Relativamente à frequência com que o tratamento preventivo é feito, “vai depender do princípio ativo utilizado”, esclarece o veterinário, acrescentando que “os primeiros fármacos que apareceram, na década de 90 – essencialmente baseados em lactonas macrocíclicas – pressupõem administração de um comprimido mensal nas épocas de maior risco de infeção. Porém, se na altura em que estes produtos foram lançados, o período de maior risco mediava entre abril e outubro, atualmente, estes períodos encontram-se pulverizados”. Um estudo levado a cabo pela equipa de investigação de Madeira de Carvalho, acerca das épocas de maior risco de infeção em Portugal por Dirofilaria immitis concluiu que o risco aumenta de Norte para Sul e que em zonas mais a Sul – mas também na ilha da Madeira (outra das nossas zonas hiperendémicas) – verificou-se que, neste momento, já há praticamente dez meses de possibilidade de atividade de mosquitos. “O que dantes era um período de desparasitação preventiva de seis meses, neste momento está a alargar-se, sendo que a tendência de recomendação de administração destes produtos já começa a ser de uma vez por mês durante todo o ano. A maior parte deles são administrados per os ou com pipetas. Mesmo que o parasita seja inoculado previnem o seu desenvolvimento”, sustenta o docente da FMVUL.

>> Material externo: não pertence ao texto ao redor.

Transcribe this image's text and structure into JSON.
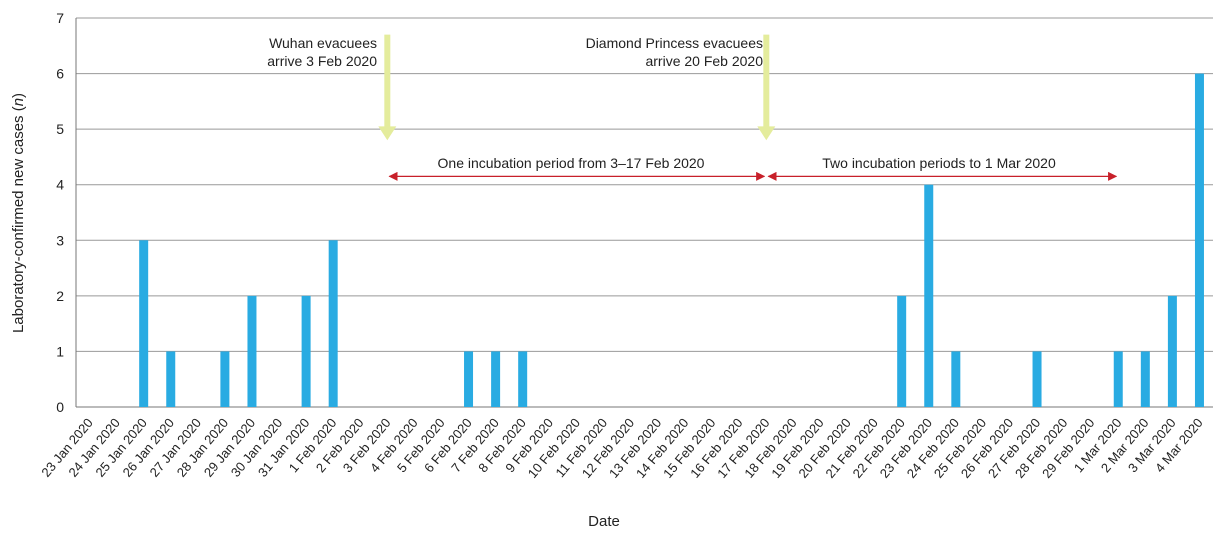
{
  "chart_data": {
    "type": "bar",
    "xlabel": "Date",
    "ylabel": "Laboratory-confirmed new cases (n)",
    "ylim": [
      0,
      7
    ],
    "yticks": [
      0,
      1,
      2,
      3,
      4,
      5,
      6,
      7
    ],
    "grid": "horizontal",
    "colors": {
      "bar": "#29abe2",
      "arrow": "#e4ec9c",
      "period": "#c8202a",
      "grid": "#999999"
    },
    "categories": [
      "23 Jan 2020",
      "24 Jan 2020",
      "25 Jan 2020",
      "26 Jan 2020",
      "27 Jan 2020",
      "28 Jan 2020",
      "29 Jan 2020",
      "30 Jan 2020",
      "31 Jan 2020",
      "1 Feb 2020",
      "2 Feb 2020",
      "3 Feb 2020",
      "4 Feb 2020",
      "5 Feb 2020",
      "6 Feb 2020",
      "7 Feb 2020",
      "8 Feb 2020",
      "9 Feb 2020",
      "10 Feb 2020",
      "11 Feb 2020",
      "12 Feb 2020",
      "13 Feb 2020",
      "14 Feb 2020",
      "15 Feb 2020",
      "16 Feb 2020",
      "17 Feb 2020",
      "18 Feb 2020",
      "19 Feb 2020",
      "20 Feb 2020",
      "21 Feb 2020",
      "22 Feb 2020",
      "23 Feb 2020",
      "24 Feb 2020",
      "25 Feb 2020",
      "26 Feb 2020",
      "27 Feb 2020",
      "28 Feb 2020",
      "29 Feb 2020",
      "1 Mar 2020",
      "2 Mar 2020",
      "3 Mar 2020",
      "4 Mar 2020"
    ],
    "values": [
      0,
      0,
      3,
      1,
      0,
      1,
      2,
      0,
      2,
      3,
      0,
      0,
      0,
      0,
      1,
      1,
      1,
      0,
      0,
      0,
      0,
      0,
      0,
      0,
      0,
      0,
      0,
      0,
      0,
      0,
      2,
      4,
      1,
      0,
      0,
      1,
      0,
      0,
      1,
      1,
      2,
      6
    ],
    "annotations": {
      "arrow1": {
        "line1": "Wuhan evacuees",
        "line2": "arrive 3 Feb 2020",
        "x": "3 Feb 2020"
      },
      "arrow2": {
        "line1": "Diamond Princess evacuees",
        "line2": "arrive 20 Feb 2020",
        "x": "17 Feb 2020"
      },
      "period1": {
        "label": "One incubation period from 3–17 Feb 2020",
        "from": "3 Feb 2020",
        "to": "17 Feb 2020"
      },
      "period2": {
        "label": "Two incubation periods to 1 Mar 2020",
        "from": "17 Feb 2020",
        "to": "1 Mar 2020"
      }
    }
  }
}
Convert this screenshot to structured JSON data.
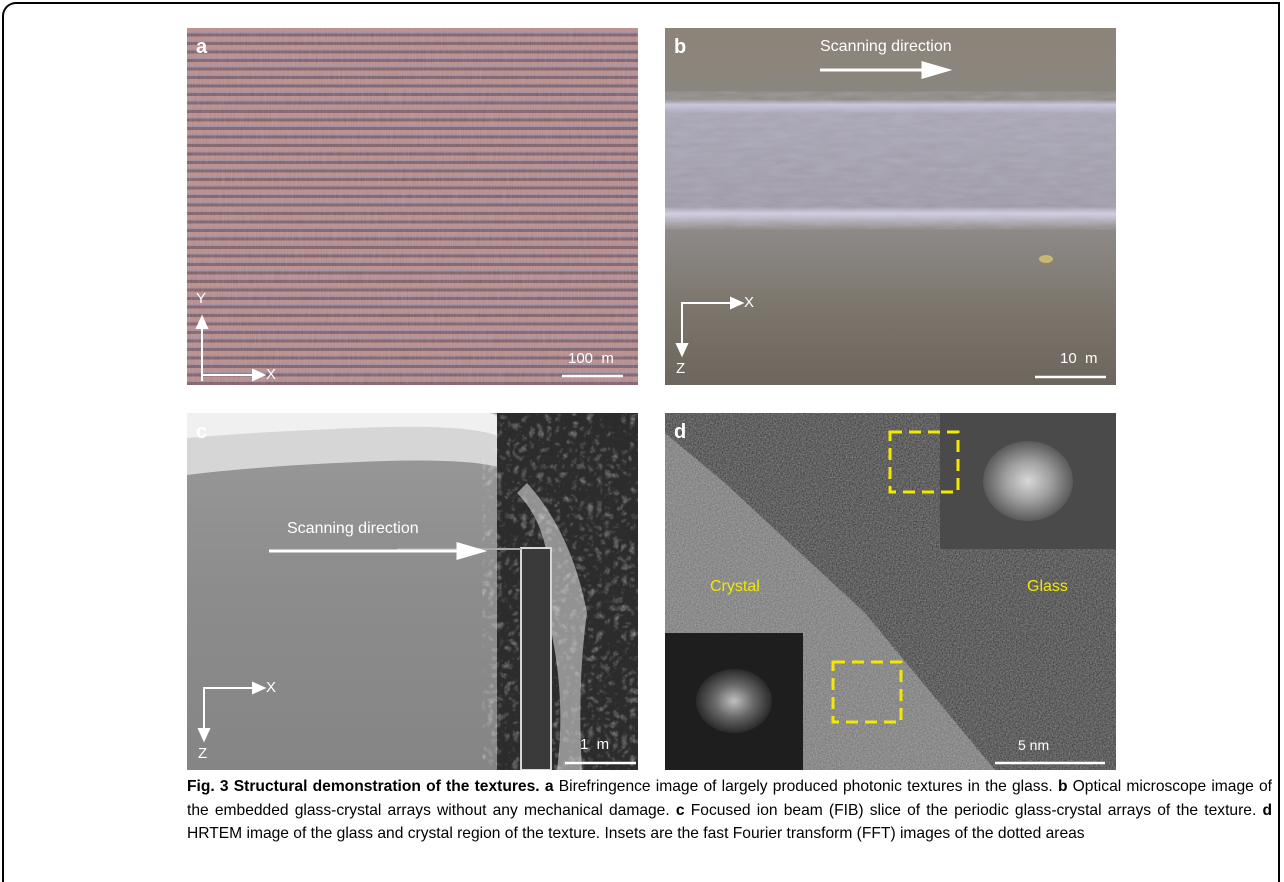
{
  "figure": {
    "panels": [
      {
        "label": "a",
        "axis_y": "Y",
        "axis_x": "X",
        "scale_bar": "100  m"
      },
      {
        "label": "b",
        "arrow_text": "Scanning direction",
        "axis_x": "X",
        "axis_z": "Z",
        "scale_bar": "10  m"
      },
      {
        "label": "c",
        "arrow_text": "Scanning direction",
        "axis_x": "X",
        "axis_z": "Z",
        "scale_bar": "1  m"
      },
      {
        "label": "d",
        "crystal": "Crystal",
        "glass": "Glass",
        "scale_bar": "5 nm"
      }
    ],
    "caption": {
      "title": "Fig. 3 Structural demonstration of the textures.",
      "items": [
        {
          "label": "a",
          "text": "Birefringence image of largely produced photonic textures in the glass."
        },
        {
          "label": "b",
          "text": "Optical microscope image of the embedded glass-crystal arrays without any mechanical damage."
        },
        {
          "label": "c",
          "text": "Focused ion beam (FIB) slice of the periodic glass-crystal arrays of the texture."
        },
        {
          "label": "d",
          "text": "HRTEM image of the glass and crystal region of the texture. Insets are the fast Fourier transform (FFT) images of the dotted areas"
        }
      ]
    }
  }
}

Mas, em termos de prevenção, há mais a fazer além da administração destes princípios ativos, aponta Madeira de Carvalho: “Temos que trabalhar preventivamente a outros níveis e com outras soluções, como coleiras repelentes e/ou inseticidas”.
Abordagem One Health faz a diferença
“É fundamental estarmos atentos para o facto de animais de companhia e silvestres cada vez partilharem mais ambientes e, consequentemente, mais agentes, sendo a Dirofilaria immitis um caso desses”, frisa o docente das cadeiras de Parasitologia e de Medicina dos Animais Silvestres e da Conservação.
Assim sendo, “esta zoonose também pode aparecer em raposas, lobos e noutros carnívoros. Em Portugal, inclusivamente, a nossa equipa de investigação já a identificou em leões marinhos e em focas num zoo no Algarve”, relata, apontando o facto de os veterinários ainda desconhecerem o ciclo epidemiológico do parasita, os seus vetores como causa de menos diagnósticos e piores outcomes.
Quanto à abordagem One Health, Madeira de Carvalho é perentório: “Faz todo o sentido, porque quando muito infetados, os animais podem constituir-se como reservatório não só para outros animais, como inclusivamente para humanos. Nos humanos, tanto quanto se sabe, a maior parte das infeções circunscrevem-se aos pulmões, e o parasita não atinge a forma adulta, mas existe o risco de infeção e em termos de zoonose, a Dirofilaria repens é mais grave, na medida em que há muitos mais registos a nível humano”.
*Artigo publicado na edição 169 da VETERINÁRIA ATUAL, de março de 2023.